NuScale Energy Exploration Center Now Open at Oregon State University


((L-R) Ryan Flamand, plant operations supervisor for NuScale Power and Steve Reese, OSU Radiation Center director, at the new E2 Center at OSU | Photo by NuScale Power)

The world’s first NuScale Energy Exploration Center officially opened November 17 at Oregon State University (OSU).

The E2 Center is a collaborative learning environment illustrating the shared commitment to research, education and public engagement shown by NuScale and Oregon State during a partnership that has stretched over 20 years, said José Reyes, the company’s chief technical officer and OSU professor emeritus.

“As a co-founder of NuScale Power, I can attest to the enduring power of our partnership with OSU and the spirit of innovation that has driven our collective success to date,” said Reyes, an Oregon State faculty member for three decades. “NuScale is extremely proud to open the E2 Center, and it is our hope that this learning center will foster collaborative problem-solving and creative solutions that inspire future energy pioneers for generations to come.” 

The E2 Center offers a hands-on learning opportunity to apply nuclear science and engineering principles through simulated, real-world nuclear power plant operation scenarios, said Reyes.
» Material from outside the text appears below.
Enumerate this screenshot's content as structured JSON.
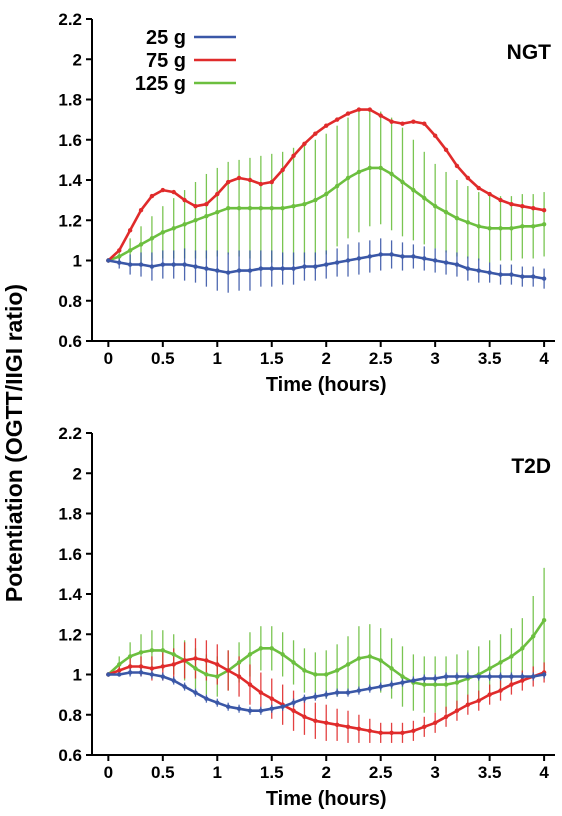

The center employs state-of-the-art computer modeling within a simulator of a NuScale small modular reactor power plant control room, allowing users to take on the role of control room operator at a 12-unit plant.

Reyes, who retired from Oregon State in December 2017, ran OSU’s nuclear engineering and radiation health physics program from 2005 to 2010 and directed the Advanced Thermal Hydraulic Research Laboratory at Oregon State. 

Housed at OSU’s Radiation Center, the E2 Center will provide students, researchers, operators and members of the public a better understanding of small modular reactor technology, Reyes said. NuScale was the first company to receive SMR design approval from the U.S. Nuclear Regulatory Commission, and the reactors are scheduled to be ready for commercialization by 2027. 

“From the start, OSU has been the strongest partner and supporter of NuScale,” said Scott Ashford, Kearney Dean of the Oregon State College of Engineering. “Our School of Nuclear Science and Engineering is committed to the NuScale innovation and development, leading small modular reactor research and education around the world.”

NuScale has simplified reactor design to make them safer than conventional, large reactors — getting rid of pumps, valves and other parts while building in safeguards in an attempt to make the reactors impervious to meltdown.

NuScale plans to fabricate its reactors in a factory rather than assembling them at a plant construction site, a move designed to cut costs enough to compete with other types of energy generation.

The reactor’s trademarked power module can generate 60 megawatts of electricity — compared to one gigawatt for a typical commercial reactor — with a “safer, smaller and scalable version of pressurized water reactor technology,” the company’s website says.

The small modular reactors are designed to take up one percent of the space of a conventional reactor. The design allows as many as a dozen of them to be arranged side by side, similar to a 12-pack of cans, in a power plant that will produce energy for electrical generation, desalination and other process-heat applications.

The E2 Center at Oregon State is the first of three scheduled installations of a NuScale power plant control room simulator at universities. The E2 Centers are supported by an U.S. Department of Energy grant

When Reyes co-founded NuScale in Corvallis in 2007, it had five employees. Now, in addition to its Portland and Corvallis locations, the company maintains offices in Maryland, North Carolina and Washington as well as in London and has a workforce of more than 400.